A big thanks to all for attending our event with over 100 people! We appreciate your support of GHC and the rich history of Gill that we enjoy researching and sharing with you. Stay tuned for more upcoming events.
"The Deep History of Gill" - presented Saturday, April 29 from 1-3pm at the Gill Elementary School
We welcomed Greenfield Community College's well-known retired Geology professor Richard D. Little to explore the Jurassic armored mud balls that have been around for 200 million years. These armored mud balls are one of geology’s rarest sedimentary structures and are prevalent in Gill and the surrounding area. Little has been educating people on these rare structures found locally in Franklin County since the 1970’s. But the semi-retired geology professor can’t help wondering what will happen to them after he is gone?
According to Prof. Little, “the amusingly named armored mud balls are indeed an official geological phenomenon. They are formed by streams or beach waves rolling sticky mud into ball shapes becoming coated by pebbles. That is the armor. To be preserved in the geological rock record they must be quickly buried before drying and disintegrating. The fragile armored mud balls can then be gradually lithified (compacted and cemented) along with the surrounding sedimentary rock. This special series of events makes lithified armored mud balls extremely rare.”

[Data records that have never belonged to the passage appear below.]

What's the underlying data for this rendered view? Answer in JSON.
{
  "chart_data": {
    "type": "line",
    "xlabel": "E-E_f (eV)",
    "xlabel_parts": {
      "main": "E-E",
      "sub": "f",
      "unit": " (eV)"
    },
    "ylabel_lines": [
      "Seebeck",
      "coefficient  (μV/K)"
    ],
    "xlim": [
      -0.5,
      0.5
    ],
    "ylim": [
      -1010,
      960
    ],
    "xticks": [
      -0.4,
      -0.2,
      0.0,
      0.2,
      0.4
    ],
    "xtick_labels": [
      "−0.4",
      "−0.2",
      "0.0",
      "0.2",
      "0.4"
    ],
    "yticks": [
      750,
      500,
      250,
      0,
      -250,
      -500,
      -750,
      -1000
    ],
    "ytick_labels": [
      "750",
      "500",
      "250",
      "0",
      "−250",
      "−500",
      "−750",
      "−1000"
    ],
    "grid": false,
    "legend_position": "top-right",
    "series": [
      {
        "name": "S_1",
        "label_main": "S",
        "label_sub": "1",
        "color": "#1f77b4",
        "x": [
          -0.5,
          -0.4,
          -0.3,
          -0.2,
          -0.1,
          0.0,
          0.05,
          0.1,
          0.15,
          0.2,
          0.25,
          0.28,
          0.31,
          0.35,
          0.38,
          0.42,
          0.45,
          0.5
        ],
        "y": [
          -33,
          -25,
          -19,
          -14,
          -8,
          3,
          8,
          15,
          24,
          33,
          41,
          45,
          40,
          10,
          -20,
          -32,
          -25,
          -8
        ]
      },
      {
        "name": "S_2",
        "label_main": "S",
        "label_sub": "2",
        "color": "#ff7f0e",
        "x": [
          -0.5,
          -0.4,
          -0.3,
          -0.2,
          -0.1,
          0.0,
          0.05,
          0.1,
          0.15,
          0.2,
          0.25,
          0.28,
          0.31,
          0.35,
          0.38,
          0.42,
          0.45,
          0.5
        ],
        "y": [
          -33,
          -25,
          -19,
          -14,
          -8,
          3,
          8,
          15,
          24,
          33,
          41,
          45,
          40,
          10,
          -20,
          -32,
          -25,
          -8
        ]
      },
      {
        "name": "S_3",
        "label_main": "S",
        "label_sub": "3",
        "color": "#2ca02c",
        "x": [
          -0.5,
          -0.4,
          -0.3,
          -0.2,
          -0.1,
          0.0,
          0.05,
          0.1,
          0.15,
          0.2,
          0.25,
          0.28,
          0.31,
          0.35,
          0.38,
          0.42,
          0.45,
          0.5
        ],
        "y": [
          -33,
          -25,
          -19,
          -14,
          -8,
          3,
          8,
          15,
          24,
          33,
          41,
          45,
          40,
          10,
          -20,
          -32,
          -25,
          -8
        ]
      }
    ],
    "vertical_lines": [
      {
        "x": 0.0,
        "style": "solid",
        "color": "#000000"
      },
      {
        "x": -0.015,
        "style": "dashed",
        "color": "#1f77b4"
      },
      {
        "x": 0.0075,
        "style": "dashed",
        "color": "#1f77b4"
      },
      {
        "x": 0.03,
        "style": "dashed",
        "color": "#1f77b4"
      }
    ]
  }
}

Only found in 10 Locations Worldwide.
Prof. Little was “the discoverer of these features in Turners Falls in the early 1970s and wrote a paper published in the Journal of Geology about them (1982). Geological literature records only about 10 places in the world with lithified armored mud balls. [Most] all are in remote locations and probably [few] are visible today.”

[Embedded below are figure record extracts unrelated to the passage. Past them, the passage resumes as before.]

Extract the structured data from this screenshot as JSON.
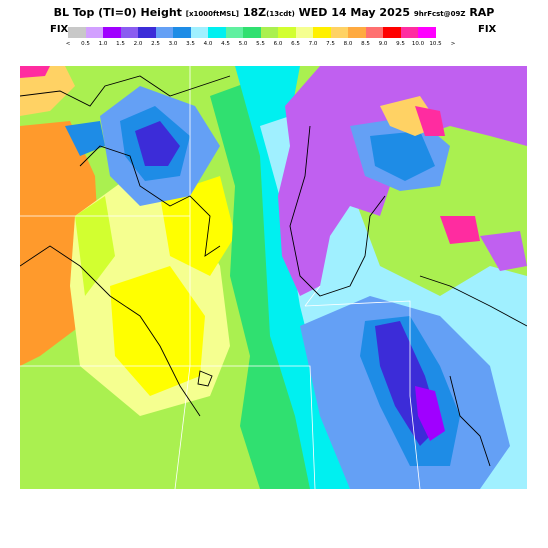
{
  "header": {
    "title_main": "BL Top (TI=0) Height",
    "title_units": "[x1000ftMSL]",
    "title_time": "18Z",
    "title_tz": "(13cdt)",
    "title_date": "WED 14 May 2025",
    "title_fcst": "9hrFcst@09Z",
    "title_model": "RAP"
  },
  "legend": {
    "fix_left": "FIX",
    "fix_right": "FIX",
    "lt_label": "<",
    "gt_label": ">",
    "values": [
      "0.5",
      "1.0",
      "1.5",
      "2.0",
      "2.5",
      "3.0",
      "3.5",
      "4.0",
      "4.5",
      "5.0",
      "5.5",
      "6.0",
      "6.5",
      "7.0",
      "7.5",
      "8.0",
      "8.5",
      "9.0",
      "9.5",
      "10.0",
      "10.5"
    ],
    "colors": [
      "#c8c8c8",
      "#d2a0ff",
      "#a000ff",
      "#8a5cf0",
      "#3c2cd8",
      "#64a0f5",
      "#1e8ce6",
      "#a0f0ff",
      "#00f0f0",
      "#60f0a0",
      "#30e070",
      "#aaf050",
      "#d2ff30",
      "#f5ff90",
      "#fff000",
      "#ffd264",
      "#ffaa40",
      "#ff7070",
      "#ff0000",
      "#ff2ca0",
      "#ff00ff"
    ]
  },
  "map": {
    "region": "Upper Midwest / Great Lakes",
    "colors": {
      "orange": "#ff9a2c",
      "yellow": "#ffff00",
      "pale_yellow": "#f5ff90",
      "yellow_green": "#d2ff30",
      "lime": "#aaf050",
      "green": "#30e070",
      "aqua": "#a0f0ff",
      "cyan": "#00f0f0",
      "blue": "#64a0f5",
      "mid_blue": "#1e8ce6",
      "indigo": "#3c2cd8",
      "purple": "#a000ff",
      "lake_purple": "#c060f0",
      "magenta": "#ff2ca0"
    }
  }
}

According to New England Historical Society, “they have also been found in other places, including the base of the clay cliffs at Aquinnah on Martha’s Vineyard. Other U.S. locations include Washington, Montana, Wyoming and Indiana. And outside of the U.S., people have found them in Greenland; Spitzbergen Ecuador, Trinidad, France and Yorkshire, England.”
“But to date, people can only see them easily in Franklin County, MA. That’s where Richard Little first laid eyes on them. He noticed them in an old abutment to a bridge that used to connect Gill and Turners Falls, a village in Montague. The stone blocks used in the abutment had been quarried nearby.”

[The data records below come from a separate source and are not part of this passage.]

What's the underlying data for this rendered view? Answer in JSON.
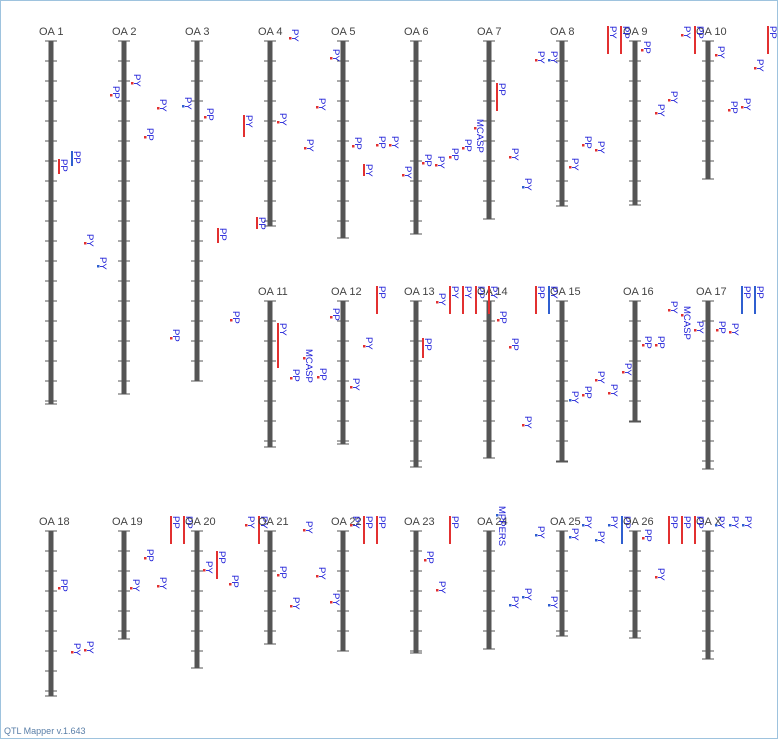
{
  "chromosomes": [
    {
      "name": "OA 1",
      "qtls": [
        "PP",
        "PP",
        "PY",
        "PY"
      ]
    },
    {
      "name": "OA 2",
      "qtls": [
        "PP",
        "PY",
        "PP",
        "PY"
      ]
    },
    {
      "name": "OA 3",
      "qtls": [
        "PY",
        "PP",
        "PP",
        "PP",
        "PP"
      ]
    },
    {
      "name": "OA 4",
      "qtls": [
        "PY",
        "PY",
        "PY",
        "PY",
        "PY",
        "PP"
      ]
    },
    {
      "name": "OA 5",
      "qtls": [
        "PY",
        "PP",
        "PY",
        "PP",
        "PY",
        "PY"
      ]
    },
    {
      "name": "OA 6",
      "qtls": [
        "PP",
        "PY",
        "PP",
        "PP",
        "MCASP"
      ]
    },
    {
      "name": "OA 7",
      "qtls": [
        "PP",
        "PY",
        "PY"
      ]
    },
    {
      "name": "OA 8",
      "qtls": [
        "PY",
        "PY",
        "PY",
        "PP",
        "PY"
      ]
    },
    {
      "name": "OA 9",
      "qtls": [
        "PY",
        "PP",
        "PP",
        "PY",
        "PY"
      ]
    },
    {
      "name": "OA 10",
      "qtls": [
        "PY",
        "PP",
        "PY",
        "PP",
        "PY",
        "PY",
        "PP"
      ]
    },
    {
      "name": "OA 11",
      "qtls": [
        "PY",
        "PP",
        "MCASP",
        "PP",
        "PP"
      ]
    },
    {
      "name": "OA 12",
      "qtls": [
        "PY",
        "PP",
        "PY"
      ]
    },
    {
      "name": "OA 13",
      "qtls": [
        "PP",
        "PY",
        "PY",
        "PY",
        "PP"
      ]
    },
    {
      "name": "OA 14",
      "qtls": [
        "PY",
        "PP",
        "PP",
        "PY"
      ]
    },
    {
      "name": "OA 15",
      "qtls": [
        "PP",
        "PY",
        "PY",
        "PP",
        "PY",
        "PY",
        "PY"
      ]
    },
    {
      "name": "OA 16",
      "qtls": [
        "PP",
        "PP",
        "PY",
        "MCASP",
        "PY"
      ]
    },
    {
      "name": "OA 17",
      "qtls": [
        "PP",
        "PY",
        "PP",
        "PP"
      ]
    },
    {
      "name": "OA 18",
      "qtls": [
        "PP",
        "PY",
        "PY"
      ]
    },
    {
      "name": "OA 19",
      "qtls": [
        "PY",
        "PP",
        "PY",
        "PP",
        "PP"
      ]
    },
    {
      "name": "OA 20",
      "qtls": [
        "PY",
        "PP",
        "PP",
        "PY",
        "PY"
      ]
    },
    {
      "name": "OA 21",
      "qtls": [
        "PP",
        "PY",
        "PY",
        "PY",
        "PY"
      ]
    },
    {
      "name": "OA 22",
      "qtls": [
        "PY",
        "PP",
        "PP"
      ]
    },
    {
      "name": "OA 23",
      "qtls": [
        "PP",
        "PY",
        "PP"
      ]
    },
    {
      "name": "OA 24",
      "qtls": [
        "MPPERS",
        "PY",
        "PY",
        "PY"
      ]
    },
    {
      "name": "OA 25",
      "qtls": [
        "PY",
        "PY",
        "PY",
        "PY",
        "PY",
        "PP"
      ]
    },
    {
      "name": "OA 26",
      "qtls": [
        "PP",
        "PY",
        "PP",
        "PP"
      ]
    },
    {
      "name": "OA X",
      "qtls": [
        "PP",
        "PY",
        "PY",
        "PY"
      ]
    }
  ],
  "footer": "QTL Mapper v.1.643"
}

Prof. Little explains, “The dramatic Franklin County specimens are found in local quarried stone plus in accessible rock outcrops, such as at Greenfield’s Stop and Shop Supermarket parking lot and a Turners Falls Park. A church in Greenfield center has an armored mud ball in the quarried stone above the entrance. The most impressive examples are preserved and displayed in the Greenfield Community College Geology Path. These excellent specimens show well-formed balls from golf ball to basketball size all with obvious pebble armor.”